In collaboration with scientists at the Statens Serum Institut in Copenhagen, Denmark, the team packaged the two adjuvants inside fatty particles called liposomes. They then added the particles to a key protein in RSV, thereby creating a new RSV vaccine.

Putting the combination to the test

The first stop in testing the new vaccine formulation was, again, antigen-presenting cells, which the team was able to obtain from newborns’ donated cord blood. Led by Dr. Hanno Steen at Boston Children’s, the researchers profiled the cells’ responses using a cutting-edge technique called phosphoproteomics.

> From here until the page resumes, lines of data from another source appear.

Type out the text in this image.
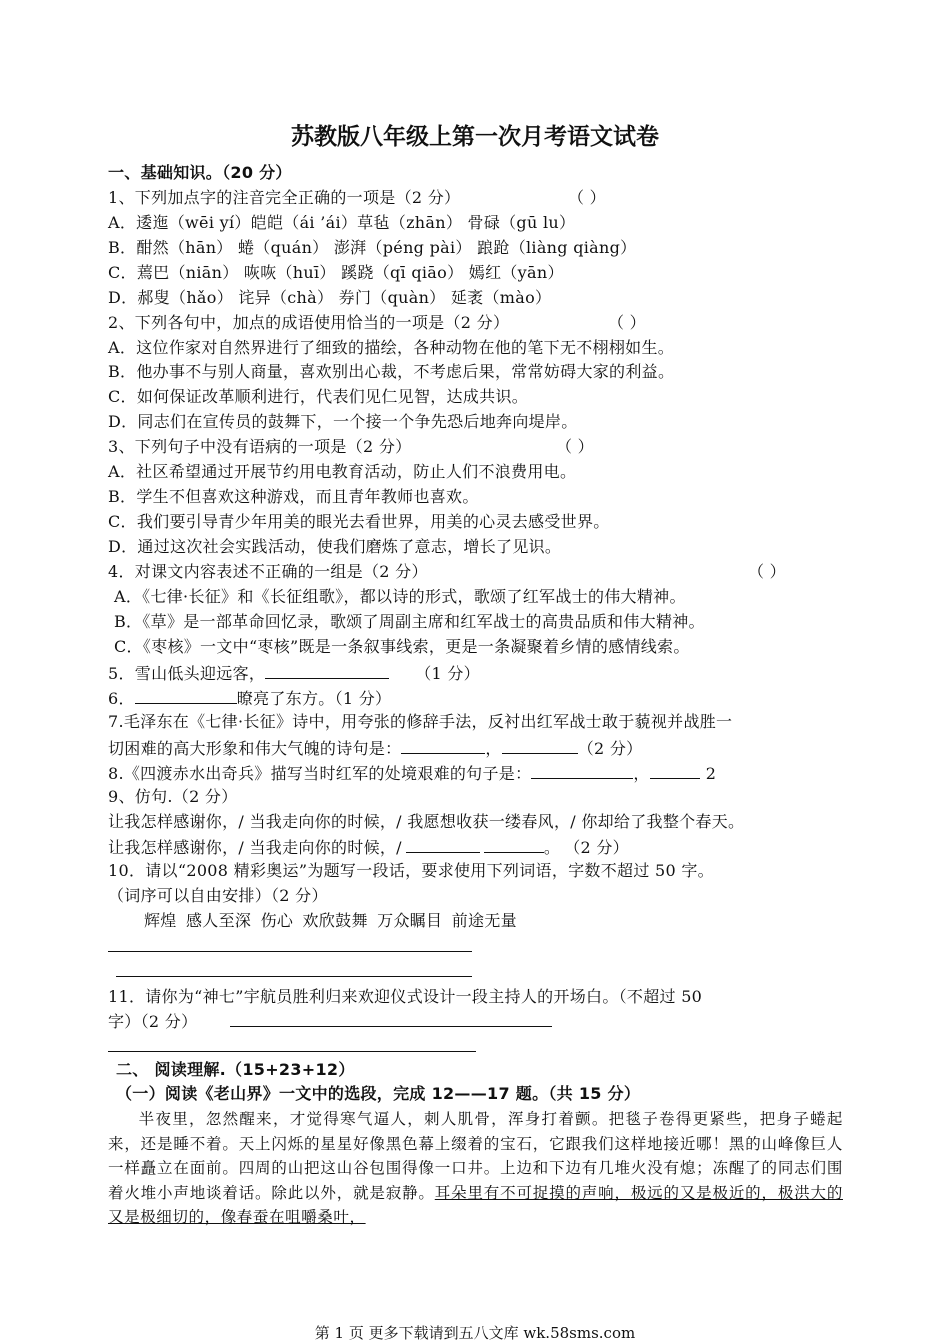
苏教版八年级上第一次月考语文试卷
一、基础知识。（20 分）
1、下列加点字的注音完全正确的一项是（2 分）	（ ）
A．逶迤（wēi yí）皑皑（ái ’ái）草毡（zhān） 骨碌（gū lu）
B．酣然（hān） 蜷（quán） 澎湃（péng pài） 踉跄（liàng qiàng）
C．蔫巴（niān） 咴咴（huī） 蹊跷（qī qiāo） 嫣红（yān）
D．郝叟（hǎo） 诧异（chà） 券门（quàn） 延袤（mào）
2、下列各句中，加点的成语使用恰当的一项是（2 分）	（ ）
A．这位作家对自然界进行了细致的描绘，各种动物在他的笔下无不栩栩如生。
B．他办事不与别人商量，喜欢别出心裁，不考虑后果，常常妨碍大家的利益。
C．如何保证改革顺利进行，代表们见仁见智，达成共识。
D．同志们在宣传员的鼓舞下，一个接一个争先恐后地奔向堤岸。
3、下列句子中没有语病的一项是（2 分）	（ ）
A．社区希望通过开展节约用电教育活动，防止人们不浪费用电。
B．学生不但喜欢这种游戏，而且青年教师也喜欢。
C．我们要引导青少年用美的眼光去看世界，用美的心灵去感受世界。
D．通过这次社会实践活动，使我们磨炼了意志，增长了见识。
4．对课文内容表述不正确的一组是（2 分）	（ ）
A．《七律·长征》和《长征组歌》，都以诗的形式，歌颂了红军战士的伟大精神。
B．《草》是一部革命回忆录，歌颂了周副主席和红军战士的高贵品质和伟大精神。
C．《枣核》一文中“枣核”既是一条叙事线索，更是一条凝聚着乡情的感情线索。
5．雪山低头迎远客，	（1 分）
6．	暸亮了东方。（1 分）
7.毛泽东在《七律·长征》诗中，用夸张的修辞手法，反衬出红军战士敢于藐视并战胜一
切困难的高大形象和伟大气魄的诗句是：	，	（2 分）
8.《四渡赤水出奇兵》描写当时红军的处境艰难的句子是：	，	2
9、仿句.（2 分）
让我怎样感谢你，/ 当我走向你的时候，/ 我愿想收获一缕春风，/ 你却给了我整个春天。
让我怎样感谢你，/ 当我走向你的时候，/	。 （2 分）
10．请以“2008 精彩奥运”为题写一段话，要求使用下列词语，字数不超过 50 字。
（词序可以自由安排）（2 分）
辉煌 感人至深 伤心 欢欣鼓舞 万众瞩目 前途无量
11．请你为“神七”宇航员胜利归来欢迎仪式设计一段主持人的开场白。（不超过 50
字）（2 分）
二、 阅读理解.（15+23+12）
（一）阅读《老山界》一文中的选段，完成 12——17 题。（共 15 分）
半夜里，忽然醒来，才觉得寒气逼人，刺人肌骨，浑身打着颤。把毯子卷得更紧些，把身子蜷起来，还是睡不着。天上闪烁的星星好像黑色幕上缀着的宝石，它跟我们这样地接近哪！黑的山峰像巨人一样矗立在面前。四周的山把这山谷包围得像一口井。上边和下边有几堆火没有熄；冻醒了的同志们围着火堆小声地谈着话。除此以外，就是寂静。耳朵里有不可捉摸的声响，极远的又是极近的，极洪大的又是极细切的，像春蚕在咀嚼桑叶，
第 1 页 更多下载请到五八文库 wk.58sms.com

They saw a robust immune response, including enhanced production of cytokines — signaling molecules that rally a wider immune response — by Th1 cells.

These benefits, reported August 2 in Nature Communications, appear to be unique to newborns. The vaccine-adjuvant combination did not induce the same Th1 immune responses in blood cells of human adults. Nor did it in adult mice.

“Dr. Steen’s group helped us understand why our adjuvant combination works so well in children and less so in adults,” says Dr. van Haren. “It lays out the requirements for a vaccine formulation to work in early life.”

Promising protection against RSV in mice

When the scientists tested the formulation in newborn mice, it protected the animals against a direct challenge with RSV, with no evidence of any harm. It induced both Th1 cells and CD8+ T cells (also important in inducing broader immune responses) that specifically recognized RSV, as well as antibodies capable of neutralizing the virus.

The next step will be to refine the formulation and test it in larger animals. If all goes to plan, Drs. van Haren and Levy hope to enter it in clinical trials.

“This adjuvant combination is tailored to be effective in early life,” says Dr. Levy. “As adjuvants can be added to a range of vaccines to make them work better, we hope this combination will eventually enhance vaccination of infants against not only RSV, but also influenza, coronaviruses, and other serious infections.”